Lorsque les magasins affichent les soldes ou les offres spéciales — comme 3 kilos pour le prix d’un seul —, c’est la ruée. « Au moment des soldes, tous les membres de la famille se rendent au magasin. Chacun se dépêche pour choisir les articles qui lui conviennent. C’est la queue devant les cabines d’essayage. Pour ne pas attendre, beaucoup de clients essaient les pièces qu’ils ont choisies sur les vêtements qu’ils portent », dit Safi, secrétaire dans une école. Cette nouvelle mariée a constitué son trousseau grâce à ces magasins. Durant un an, elle a fait des va-et-vient incessants, plusieurs fois par semaine, entre des magasins situés dans divers quartiers pour acheter les vêtements qui lui seraient utiles après son mariage. « J’ai dépensé 5 000 L.E. pour tous mes achats, et ce, en achetant au kilo. Avant d’apprendre l’existence de ces magasins, je demandais aux proches partant à l’étranger de me ramener à chaque fois une robe et deux chemises, ce qui me revenait très cher, environ 2 000 L.E. », poursuit Safi.
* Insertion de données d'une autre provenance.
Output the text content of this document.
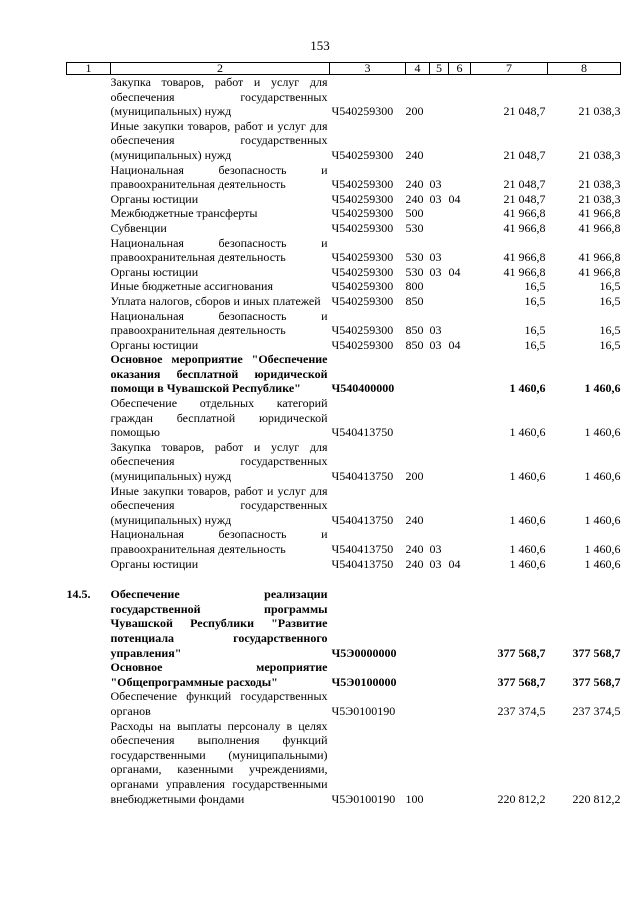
153
1	2	3	4	5	6	7	8
	Закупка товаров, работ и услуг для обеспечения государственных (муниципальных) нужд	Ч540259300	200			21 048,7	21 038,3
	Иные закупки товаров, работ и услуг для обеспечения государственных (муниципальных) нужд	Ч540259300	240			21 048,7	21 038,3
	Национальная безопасность и правоохранительная деятельность	Ч540259300	240	03		21 048,7	21 038,3
	Органы юстиции	Ч540259300	240	03	04	21 048,7	21 038,3
	Межбюджетные трансферты	Ч540259300	500			41 966,8	41 966,8
	Субвенции	Ч540259300	530			41 966,8	41 966,8
	Национальная безопасность и правоохранительная деятельность	Ч540259300	530	03		41 966,8	41 966,8
	Органы юстиции	Ч540259300	530	03	04	41 966,8	41 966,8
	Иные бюджетные ассигнования	Ч540259300	800			16,5	16,5
	Уплата налогов, сборов и иных платежей	Ч540259300	850			16,5	16,5
	Национальная безопасность и правоохранительная деятельность	Ч540259300	850	03		16,5	16,5
	Органы юстиции	Ч540259300	850	03	04	16,5	16,5
	Основное мероприятие "Обеспечение оказания бесплатной юридической помощи в Чувашской Республике"	Ч540400000				1 460,6	1 460,6
	Обеспечение отдельных категорий граждан бесплатной юридической помощью	Ч540413750				1 460,6	1 460,6
	Закупка товаров, работ и услуг для обеспечения государственных (муниципальных) нужд	Ч540413750	200			1 460,6	1 460,6
	Иные закупки товаров, работ и услуг для обеспечения государственных (муниципальных) нужд	Ч540413750	240			1 460,6	1 460,6
	Национальная безопасность и правоохранительная деятельность	Ч540413750	240	03		1 460,6	1 460,6
	Органы юстиции	Ч540413750	240	03	04	1 460,6	1 460,6

14.5.	Обеспечение реализации государственной программы Чувашской Республики "Развитие потенциала государственного управления"	Ч5Э0000000				377 568,7	377 568,7
	Основное мероприятие "Общепрограммные расходы"	Ч5Э0100000				377 568,7	377 568,7
	Обеспечение функций государственных органов	Ч5Э0100190				237 374,5	237 374,5
	Расходы на выплаты персоналу в целях обеспечения выполнения функций государственными (муниципальными) органами, казенными учреждениями, органами управления государственными внебюджетными фондами	Ч5Э0100190	100			220 812,2	220 812,2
Elle est heureuse de commencer sa vie conjugale après avoir fait d’aussi bonnes affaires.

Le fait d’acheter au kilo incite le client à acheter davantage, comme s’il se trouvait dans un hypermarché en train de faire des courses ordinaires. « La tentation d’acheter est grande. C’est impossible de résister et de ne pas s’offrir une pièce, même si on ne va pas l’utiliser immédiatement », explique Ahmad, fonctionnaire dans un centre de jeunesse. Il dit qu’avant de se rendre dans un magasin de vente au kilo de Madinet Nasr, il se rendait à Wékalet Al-Balah (marché de ventes de vêtements usés), où les prix sont affichés pour chaque pièce. Il ajoute que dans son nouveau magasin de prédilection, les vêtements sont pour la plupart de bonne qualité, même si ce n’est pas toujours du neuf. « J’évite d’acheter des sous-vêtements et des chaussettes, car ces articles sont en contact direct avec des parties sensibles du corps ; cela évite de contracter une maladie », ajoute-t-il.

Hicham, directeur d’un magasin à Alexandrie, explique que de temps en temps, des célébrités lui rendent visite pour acheter quelques articles rares et de marque. Ces dernières sont en contact avec lui et dès qu’il y a un arrivage intéressant, il le leur fait savoir.

Certains clients pensent aussi que les plus beaux vêtements sont vendus en cachette, soit à certains clients « privilégiés », soit à des magasins de prêt-à-porter. Ayman, comptable, dit être passé plus d’une fois dans un magasin de vente au kilo dans l’espoir de trouver des vêtements en lin pour l’été. « A chaque fois que je demande aux employés à quel moment ils vont ouvrir un ballot, ils répondent qu’ils ne savent pas et que c’est le directeur du magasin qui décide de l’heure et du jour », dit-il, d’un air déçu. Il soupçonne les employés de ne pas dire la vérité, ajoutant que cette attitude est incorrecte. En effet, l’objectif de la vente d’habits au kilo ne doit pas être de réaliser de gros bénéfices, mais plutôt de permettre aux clients au budget modeste de profiter de prix attrayants.